Gene: Getting ready, getting ready, getting ready.

Elizabeth: Yeah, I don’t love breakfast food. I don’t really like eggs. I don’t eat meat.

Gene: I do on weekends.

Elizabeth: And French toast, like you’re going to have that at like 8 a.m.?

Gene: And for me, what’s really bad is that I literally cannot have breakfast unless I have bacon. I have to have bacon, and therefore, I’d rather not just not have breakfast at all. Some people have this stuff, they don’t have bacon, they’ll just have like eggs. Like, oh my God. How can you miss out on the bacon?

Hey, TV show for you. Can I? Just one. I’ll just leave you before we go, okay? El Camino, The Breaking Bad finale.

Elizabeth: Oh, was it good?

Gene: It’s like a two-hour episode of Breaking Bad. And if you’re listening to this now and you’re a Breaking Bad fan, I promise you that this, you will love the episode. I won’t give away any spoilers-

Elizabeth: Is it standalone or do you have to have watched the whole show?

Gene: I think you will enjoy it way more if you’ve seen the show.

Elizabeth: Yeah, it’s-

Gene: It literally picks up right after Breaking Bad ended.

Elizabeth: The Downtown Abbey movie, I haven’t seen it yet, but someone said you wouldn’t understand what was going on unless you had watched the show.
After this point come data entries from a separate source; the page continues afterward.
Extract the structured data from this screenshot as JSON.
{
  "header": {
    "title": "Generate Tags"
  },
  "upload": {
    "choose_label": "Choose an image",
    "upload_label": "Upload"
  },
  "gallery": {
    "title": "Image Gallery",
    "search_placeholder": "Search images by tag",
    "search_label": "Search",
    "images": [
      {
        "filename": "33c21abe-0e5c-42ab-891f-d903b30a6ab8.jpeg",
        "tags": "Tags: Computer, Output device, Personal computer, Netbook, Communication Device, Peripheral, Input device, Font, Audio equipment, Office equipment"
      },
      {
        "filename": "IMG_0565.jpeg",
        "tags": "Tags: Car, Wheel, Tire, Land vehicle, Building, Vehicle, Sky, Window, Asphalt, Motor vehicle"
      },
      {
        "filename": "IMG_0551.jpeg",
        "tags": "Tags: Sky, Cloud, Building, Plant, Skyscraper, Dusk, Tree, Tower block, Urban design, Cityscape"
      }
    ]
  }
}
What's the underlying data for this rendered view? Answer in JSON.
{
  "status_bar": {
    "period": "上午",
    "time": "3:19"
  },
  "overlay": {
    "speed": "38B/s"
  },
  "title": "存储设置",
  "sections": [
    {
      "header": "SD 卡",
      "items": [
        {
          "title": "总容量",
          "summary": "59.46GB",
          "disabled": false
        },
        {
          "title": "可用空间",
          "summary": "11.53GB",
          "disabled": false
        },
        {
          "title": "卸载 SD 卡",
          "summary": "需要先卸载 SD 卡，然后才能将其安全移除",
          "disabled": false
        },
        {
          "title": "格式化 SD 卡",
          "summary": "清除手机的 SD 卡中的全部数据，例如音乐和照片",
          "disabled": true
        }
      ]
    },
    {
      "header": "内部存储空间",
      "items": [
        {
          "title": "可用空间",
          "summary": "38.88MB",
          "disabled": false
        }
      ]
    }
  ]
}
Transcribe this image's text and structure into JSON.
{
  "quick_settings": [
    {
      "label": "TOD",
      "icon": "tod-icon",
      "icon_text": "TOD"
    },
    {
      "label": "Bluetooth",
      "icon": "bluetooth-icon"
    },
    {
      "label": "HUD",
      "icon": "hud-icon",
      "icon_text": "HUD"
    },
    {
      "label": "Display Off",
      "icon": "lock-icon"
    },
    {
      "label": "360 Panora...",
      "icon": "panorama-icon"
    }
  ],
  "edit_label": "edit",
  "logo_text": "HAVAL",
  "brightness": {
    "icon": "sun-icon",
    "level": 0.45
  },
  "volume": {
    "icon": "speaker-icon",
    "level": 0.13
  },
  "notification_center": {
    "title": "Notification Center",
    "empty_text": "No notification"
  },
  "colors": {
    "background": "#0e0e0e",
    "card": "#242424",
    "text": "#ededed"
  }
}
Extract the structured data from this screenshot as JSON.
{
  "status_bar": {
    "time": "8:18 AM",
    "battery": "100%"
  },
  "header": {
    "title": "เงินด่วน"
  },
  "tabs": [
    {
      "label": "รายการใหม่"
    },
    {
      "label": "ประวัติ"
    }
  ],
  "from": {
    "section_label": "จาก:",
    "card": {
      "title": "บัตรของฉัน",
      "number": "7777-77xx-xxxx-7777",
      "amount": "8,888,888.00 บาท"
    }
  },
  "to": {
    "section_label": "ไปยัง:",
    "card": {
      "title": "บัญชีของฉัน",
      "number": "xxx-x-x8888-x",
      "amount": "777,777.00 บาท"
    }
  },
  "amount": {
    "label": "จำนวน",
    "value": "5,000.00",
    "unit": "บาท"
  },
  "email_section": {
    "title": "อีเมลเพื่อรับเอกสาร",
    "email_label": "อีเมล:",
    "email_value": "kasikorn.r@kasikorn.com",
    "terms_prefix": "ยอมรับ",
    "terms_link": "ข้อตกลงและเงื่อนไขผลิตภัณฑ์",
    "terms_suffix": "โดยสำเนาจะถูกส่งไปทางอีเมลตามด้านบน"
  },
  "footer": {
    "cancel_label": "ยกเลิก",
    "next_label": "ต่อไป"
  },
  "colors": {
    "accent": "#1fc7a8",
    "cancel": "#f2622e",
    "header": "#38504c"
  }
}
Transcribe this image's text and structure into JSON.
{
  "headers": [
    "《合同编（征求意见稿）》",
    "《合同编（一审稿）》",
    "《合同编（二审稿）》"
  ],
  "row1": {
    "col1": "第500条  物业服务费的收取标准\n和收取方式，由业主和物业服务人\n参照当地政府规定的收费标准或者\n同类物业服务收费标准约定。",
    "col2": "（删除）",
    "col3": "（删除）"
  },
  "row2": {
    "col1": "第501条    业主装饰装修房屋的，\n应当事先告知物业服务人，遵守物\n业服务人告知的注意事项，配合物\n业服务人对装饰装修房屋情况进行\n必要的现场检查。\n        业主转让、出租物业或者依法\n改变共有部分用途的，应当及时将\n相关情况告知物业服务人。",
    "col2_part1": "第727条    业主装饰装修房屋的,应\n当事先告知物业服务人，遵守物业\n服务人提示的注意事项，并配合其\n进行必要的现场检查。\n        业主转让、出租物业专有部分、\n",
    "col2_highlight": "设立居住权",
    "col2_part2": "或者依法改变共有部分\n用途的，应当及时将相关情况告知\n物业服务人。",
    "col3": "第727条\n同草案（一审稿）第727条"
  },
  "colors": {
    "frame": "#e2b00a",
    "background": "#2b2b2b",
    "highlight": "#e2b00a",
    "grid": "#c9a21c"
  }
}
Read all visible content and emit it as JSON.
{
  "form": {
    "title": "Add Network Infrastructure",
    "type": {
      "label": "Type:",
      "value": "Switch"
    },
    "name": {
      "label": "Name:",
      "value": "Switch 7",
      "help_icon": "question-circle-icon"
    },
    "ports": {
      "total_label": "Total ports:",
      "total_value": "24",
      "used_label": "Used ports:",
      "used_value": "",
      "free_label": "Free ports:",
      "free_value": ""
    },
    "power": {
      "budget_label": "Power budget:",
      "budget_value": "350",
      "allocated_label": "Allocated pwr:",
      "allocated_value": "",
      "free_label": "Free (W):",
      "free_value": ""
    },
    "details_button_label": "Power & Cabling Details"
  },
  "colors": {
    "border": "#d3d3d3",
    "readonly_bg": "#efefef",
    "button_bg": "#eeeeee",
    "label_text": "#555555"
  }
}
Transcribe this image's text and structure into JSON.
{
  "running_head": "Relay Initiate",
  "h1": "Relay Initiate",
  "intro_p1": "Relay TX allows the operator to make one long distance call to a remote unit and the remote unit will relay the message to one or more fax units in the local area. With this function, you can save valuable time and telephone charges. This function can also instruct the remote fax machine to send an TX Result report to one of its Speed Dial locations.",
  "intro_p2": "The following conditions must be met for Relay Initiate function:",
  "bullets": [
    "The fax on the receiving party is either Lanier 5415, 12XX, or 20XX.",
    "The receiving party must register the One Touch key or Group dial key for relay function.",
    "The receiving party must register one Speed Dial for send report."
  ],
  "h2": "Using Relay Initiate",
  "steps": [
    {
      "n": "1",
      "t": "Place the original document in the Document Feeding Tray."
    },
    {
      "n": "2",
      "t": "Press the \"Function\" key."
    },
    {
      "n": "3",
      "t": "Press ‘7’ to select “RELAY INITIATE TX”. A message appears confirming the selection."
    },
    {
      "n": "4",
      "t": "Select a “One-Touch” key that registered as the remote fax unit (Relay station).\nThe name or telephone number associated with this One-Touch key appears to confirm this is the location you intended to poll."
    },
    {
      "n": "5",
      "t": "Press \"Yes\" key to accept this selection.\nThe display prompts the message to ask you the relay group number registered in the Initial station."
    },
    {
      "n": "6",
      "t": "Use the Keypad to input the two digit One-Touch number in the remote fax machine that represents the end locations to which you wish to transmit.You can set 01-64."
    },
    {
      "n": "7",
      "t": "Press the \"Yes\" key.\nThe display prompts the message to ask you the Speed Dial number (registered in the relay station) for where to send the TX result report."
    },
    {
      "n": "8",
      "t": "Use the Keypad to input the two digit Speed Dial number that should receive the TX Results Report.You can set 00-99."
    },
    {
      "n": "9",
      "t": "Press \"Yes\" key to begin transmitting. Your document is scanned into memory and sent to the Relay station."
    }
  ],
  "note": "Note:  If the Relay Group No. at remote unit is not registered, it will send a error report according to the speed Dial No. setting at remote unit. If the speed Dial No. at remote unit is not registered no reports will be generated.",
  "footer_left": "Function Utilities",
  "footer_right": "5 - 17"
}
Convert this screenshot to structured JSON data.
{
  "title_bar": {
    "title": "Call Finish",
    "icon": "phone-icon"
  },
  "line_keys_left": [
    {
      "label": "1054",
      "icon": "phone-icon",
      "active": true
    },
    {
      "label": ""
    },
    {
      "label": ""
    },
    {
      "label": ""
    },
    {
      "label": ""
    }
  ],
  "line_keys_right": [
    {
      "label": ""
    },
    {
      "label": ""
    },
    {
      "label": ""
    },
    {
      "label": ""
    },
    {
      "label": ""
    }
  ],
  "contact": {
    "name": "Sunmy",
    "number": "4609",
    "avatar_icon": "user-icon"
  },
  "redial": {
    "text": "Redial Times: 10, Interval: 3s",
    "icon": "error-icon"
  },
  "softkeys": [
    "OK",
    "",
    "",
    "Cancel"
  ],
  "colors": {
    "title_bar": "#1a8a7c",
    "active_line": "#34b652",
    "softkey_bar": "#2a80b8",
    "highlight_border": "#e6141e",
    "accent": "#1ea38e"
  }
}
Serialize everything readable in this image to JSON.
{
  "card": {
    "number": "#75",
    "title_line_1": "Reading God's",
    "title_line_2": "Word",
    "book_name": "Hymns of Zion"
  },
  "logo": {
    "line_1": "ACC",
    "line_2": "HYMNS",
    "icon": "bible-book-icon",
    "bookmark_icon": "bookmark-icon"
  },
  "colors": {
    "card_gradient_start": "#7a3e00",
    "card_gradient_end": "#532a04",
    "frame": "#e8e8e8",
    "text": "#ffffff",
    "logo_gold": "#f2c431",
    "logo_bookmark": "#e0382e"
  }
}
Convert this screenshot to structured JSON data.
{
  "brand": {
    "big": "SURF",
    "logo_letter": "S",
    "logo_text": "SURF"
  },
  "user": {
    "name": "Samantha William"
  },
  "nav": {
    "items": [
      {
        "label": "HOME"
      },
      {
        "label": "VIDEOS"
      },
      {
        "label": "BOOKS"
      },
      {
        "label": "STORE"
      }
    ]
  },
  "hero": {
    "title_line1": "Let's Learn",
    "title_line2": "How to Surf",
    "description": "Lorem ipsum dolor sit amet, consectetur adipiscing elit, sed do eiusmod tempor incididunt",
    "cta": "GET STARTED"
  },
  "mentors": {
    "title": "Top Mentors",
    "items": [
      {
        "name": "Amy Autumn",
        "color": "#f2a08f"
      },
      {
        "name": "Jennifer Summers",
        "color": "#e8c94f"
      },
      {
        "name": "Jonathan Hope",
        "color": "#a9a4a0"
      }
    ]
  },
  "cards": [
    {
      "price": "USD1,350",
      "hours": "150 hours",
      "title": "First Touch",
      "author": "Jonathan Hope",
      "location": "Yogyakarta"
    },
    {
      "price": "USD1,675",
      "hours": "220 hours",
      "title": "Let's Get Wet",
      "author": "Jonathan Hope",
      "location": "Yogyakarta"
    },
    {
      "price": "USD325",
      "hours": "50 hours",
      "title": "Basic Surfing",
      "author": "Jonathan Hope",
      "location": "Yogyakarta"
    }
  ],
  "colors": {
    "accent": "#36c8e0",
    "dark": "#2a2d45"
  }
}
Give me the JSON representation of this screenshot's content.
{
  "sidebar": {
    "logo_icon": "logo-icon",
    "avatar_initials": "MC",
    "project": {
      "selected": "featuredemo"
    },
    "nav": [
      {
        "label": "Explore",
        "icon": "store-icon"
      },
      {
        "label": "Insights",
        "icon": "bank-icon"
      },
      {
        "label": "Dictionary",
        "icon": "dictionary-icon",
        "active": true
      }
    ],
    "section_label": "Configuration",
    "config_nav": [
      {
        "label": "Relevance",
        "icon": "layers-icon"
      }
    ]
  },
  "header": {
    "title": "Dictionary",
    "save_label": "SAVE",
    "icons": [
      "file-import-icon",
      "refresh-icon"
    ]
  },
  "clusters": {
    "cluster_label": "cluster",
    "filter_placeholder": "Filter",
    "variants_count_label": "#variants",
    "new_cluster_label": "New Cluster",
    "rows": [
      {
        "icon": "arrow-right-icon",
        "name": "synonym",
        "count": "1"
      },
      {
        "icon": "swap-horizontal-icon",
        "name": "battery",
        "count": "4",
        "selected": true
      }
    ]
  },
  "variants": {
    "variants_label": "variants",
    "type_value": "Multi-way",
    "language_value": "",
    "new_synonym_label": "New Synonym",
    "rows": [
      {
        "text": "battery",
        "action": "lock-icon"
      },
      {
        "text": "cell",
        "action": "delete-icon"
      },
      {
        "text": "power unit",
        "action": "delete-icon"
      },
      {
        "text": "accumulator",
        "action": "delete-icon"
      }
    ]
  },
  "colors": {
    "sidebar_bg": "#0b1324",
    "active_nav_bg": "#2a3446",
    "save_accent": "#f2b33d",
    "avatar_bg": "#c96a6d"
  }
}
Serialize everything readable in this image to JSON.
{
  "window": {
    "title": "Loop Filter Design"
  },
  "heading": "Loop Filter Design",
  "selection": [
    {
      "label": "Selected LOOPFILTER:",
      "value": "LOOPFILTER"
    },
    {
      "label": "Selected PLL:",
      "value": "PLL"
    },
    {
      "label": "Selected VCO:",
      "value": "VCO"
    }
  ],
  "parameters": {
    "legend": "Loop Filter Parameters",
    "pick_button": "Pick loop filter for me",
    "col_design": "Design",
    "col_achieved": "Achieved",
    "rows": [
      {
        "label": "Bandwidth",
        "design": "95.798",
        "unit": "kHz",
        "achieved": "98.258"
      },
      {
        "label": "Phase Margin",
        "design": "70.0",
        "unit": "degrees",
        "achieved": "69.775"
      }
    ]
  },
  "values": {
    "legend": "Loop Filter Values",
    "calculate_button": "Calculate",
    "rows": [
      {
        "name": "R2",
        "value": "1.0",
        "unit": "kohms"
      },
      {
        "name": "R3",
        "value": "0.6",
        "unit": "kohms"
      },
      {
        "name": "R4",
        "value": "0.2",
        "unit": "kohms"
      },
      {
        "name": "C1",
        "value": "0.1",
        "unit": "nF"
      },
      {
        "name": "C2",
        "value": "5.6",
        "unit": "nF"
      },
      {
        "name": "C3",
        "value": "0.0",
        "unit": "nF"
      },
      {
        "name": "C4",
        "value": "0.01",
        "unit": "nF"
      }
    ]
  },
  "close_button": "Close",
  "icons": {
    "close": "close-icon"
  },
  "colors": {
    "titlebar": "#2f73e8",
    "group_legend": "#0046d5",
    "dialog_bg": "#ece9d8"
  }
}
And I thought, well, why would anyone go see that movie if you hadn’t watched the show?

Gene: Yeah, well, they had zillions of people that, they’d be a lot of fans of that so yeah, I hear you. I think, but the Breaking Bad, the El Camino film is just, it wraps up Jesse’s story really nicely, and it just is a … And by the way, it’s not like some crazy episode. It’s kind of like a Better Call Saul. It’s just, but really great writing and really great. Love it.

Elizabeth: Do you like Better Call Saul?

Gene: Love it, love it.

Elizabeth: Me too.

Gene: Love it, love it. So it’s like a cross between those two things. And I’m just telling you, if you’re Breaking Bad fan and you watch the series, I guess my only advice to you, if you’re thinking of watching it, just reacquaint yourself with the final episode of Breaking Bad first. Like rewatch that and then watch El Camino, and you’ll be great.

Elizabeth: Great. All right.

Gene: That’s my TV pick.

Elizabeth: Thanks for the tip.

Gene: I’ve got more, but maybe on another podcast.

Elizabeth: Yeah, definitely. Keep listening for more of these TV reviews.

Gene: I’ve got lots of them, got lots of them.